9/10
Modest hero
5 January 2014
At the fag-end of the 50's, a generation of long-demobbed soldiers were still trying to cut it in uniform, in a spate of cheap black-and-white war films. More convincing than most was the unknown star of this true story, a minor Australian actor who had been rejected by the entertainment services, and was reluctantly pen-pushing in the pay office, when someone noticed that he was a dead ringer for Montgomery.

This was in the run-up to D-Day, when the allies were desperate to draw enemy attention away from Normandy as the obvious invasion zone. Might a Monty-lookalike be able to fool German intelligence by touring North Africa, as though preparing for a big Mediterranean landing instead?

The actor in question, M.E. Clifton James, is secretly employed as a driver on Monty's staff, in order to get close enough to study his speech and mannerisms. But he doubts his own ability to replicate the character and personality of the great man, not least because 'Jimmy' is a chain-smoking alcoholic. Eventually, jolly optimist John Mills persuades him to go through with it, and suddenly he's stepping off a plane in Gibraltar, under scrutiny from enemy agents (one of them brilliantly sinister, as played by Marius Goring), as well as certain officers who remember Monty from before the war.
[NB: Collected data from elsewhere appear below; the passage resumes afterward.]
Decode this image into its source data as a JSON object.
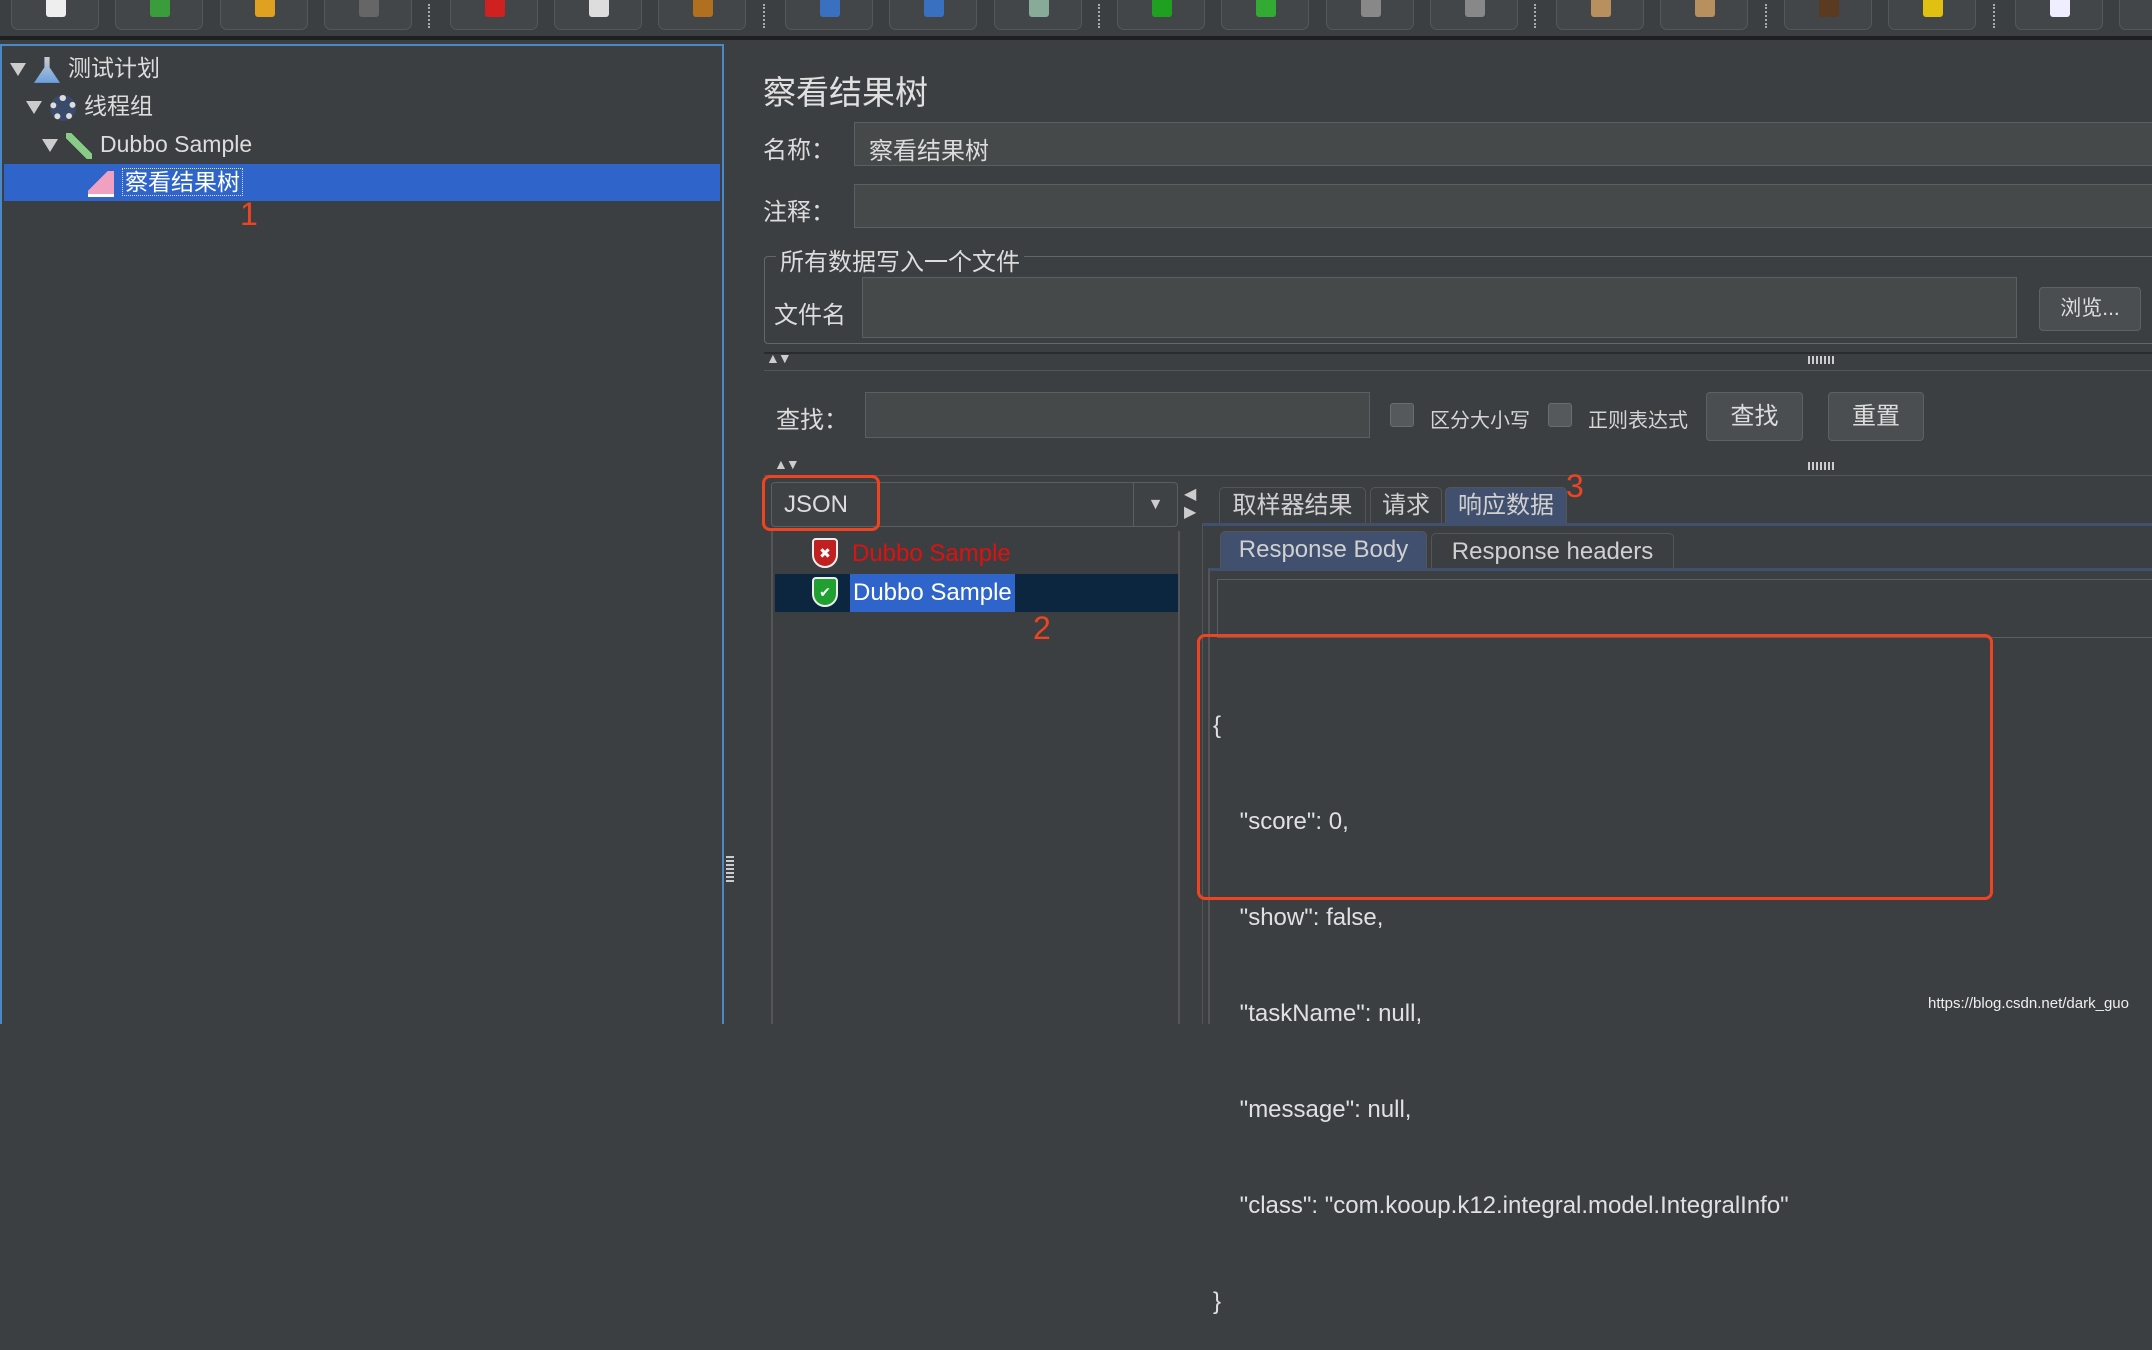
{
  "toolbar": {
    "buttons": [
      "new",
      "templates",
      "open",
      "save",
      "cut",
      "copy",
      "paste",
      "expand",
      "collapse",
      "toggle",
      "start",
      "start-no-pause",
      "stop",
      "shutdown",
      "clear",
      "clear-all",
      "search",
      "reset-search",
      "function-helper",
      "help"
    ]
  },
  "tree": {
    "items": [
      {
        "label": "测试计划",
        "icon": "flask-icon"
      },
      {
        "label": "线程组",
        "icon": "gear-icon"
      },
      {
        "label": "Dubbo Sample",
        "icon": "pipette-icon"
      },
      {
        "label": "察看结果树",
        "icon": "chart-icon",
        "selected": true
      }
    ]
  },
  "annotations": {
    "a1": "1",
    "a2": "2",
    "a3": "3"
  },
  "panel": {
    "title": "察看结果树",
    "name_label": "名称：",
    "name_value": "察看结果树",
    "comment_label": "注释：",
    "comment_value": "",
    "file_group": "所有数据写入一个文件",
    "filename_label": "文件名",
    "filename_value": "",
    "browse": "浏览...",
    "search_label": "查找：",
    "search_value": "",
    "case_label": "区分大小写",
    "regex_label": "正则表达式",
    "find_btn": "查找",
    "reset_btn": "重置",
    "renderer": "JSON",
    "results": [
      {
        "label": "Dubbo Sample",
        "status": "error"
      },
      {
        "label": "Dubbo Sample",
        "status": "success",
        "selected": true
      }
    ],
    "tabs": [
      "取样器结果",
      "请求",
      "响应数据"
    ],
    "active_tab": "响应数据",
    "subtabs": [
      "Response Body",
      "Response headers"
    ],
    "active_subtab": "Response Body",
    "json_lines": [
      "{",
      "    \"score\": 0,",
      "    \"show\": false,",
      "    \"taskName\": null,",
      "    \"message\": null,",
      "    \"class\": \"com.kooup.k12.integral.model.IntegralInfo\"",
      "}"
    ]
  },
  "watermark": "https://blog.csdn.net/dark_guo",
  "colors": {
    "accent": "#4a88c7",
    "selection": "#2f65ca",
    "annotation": "#ee4422",
    "error_text": "#e01010"
  }
}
Defying many attempts on his life, Jimmy overcomes his desperate shyness, and learns to take massed salutes from whole armies. Then all too soon, D-Day has come and gone, his one brief star-performance is over, and it's back to the humble pay office. Except... they felt it necessary to bolt-on a false ending, about which we can reveal nothing, except that it never happened.

As for the real-life outcome, we have to face the disappointing fact that it was only part of a much larger decoy operation, which did throw the enemy into some confusion, but reports of Jimmy's own effort reaching Hitler's desk seem to be wishful thinking.

The film displays some recognisable weaknesses of those low-budget productions. The over-long opening section is taken up with John Mills' various flirtations, whose only consequence for the story is that his humourless boss (Cecil Parker) decides to replace their seductive secretary with the ugly-beautiful Barbara Hicks, in some ways more arresting. And the way Mills and Parker chat freely in public about top secret plans will grate on the ear of anyone who has worked in intelligence. No war-film of its day was complete without the stuffed-shirt spoilsport Allan Cuthbertson, who duly pops-up here, as does the perennial plug-ugly sergeant Anthony Sagar. Jimmy's one meeting with Monty is awkwardly dodged; we simply cut away from him on the steps of the general's caravan, although split-screen techniques had long since enabled an actor to shake hands with his own double (try the 1937 'Prisoner of Zenda').

None of this really detracts from the joy of the film, principally the deeply-believable performance of a professional actor, acting himself acting Monty. Sympathy and charm shine through this modest man, who seems to have been shabbily treated after the war, when he was reduced to the dole. Hopefully this popular film brought a little benison for the five short years that remained to him.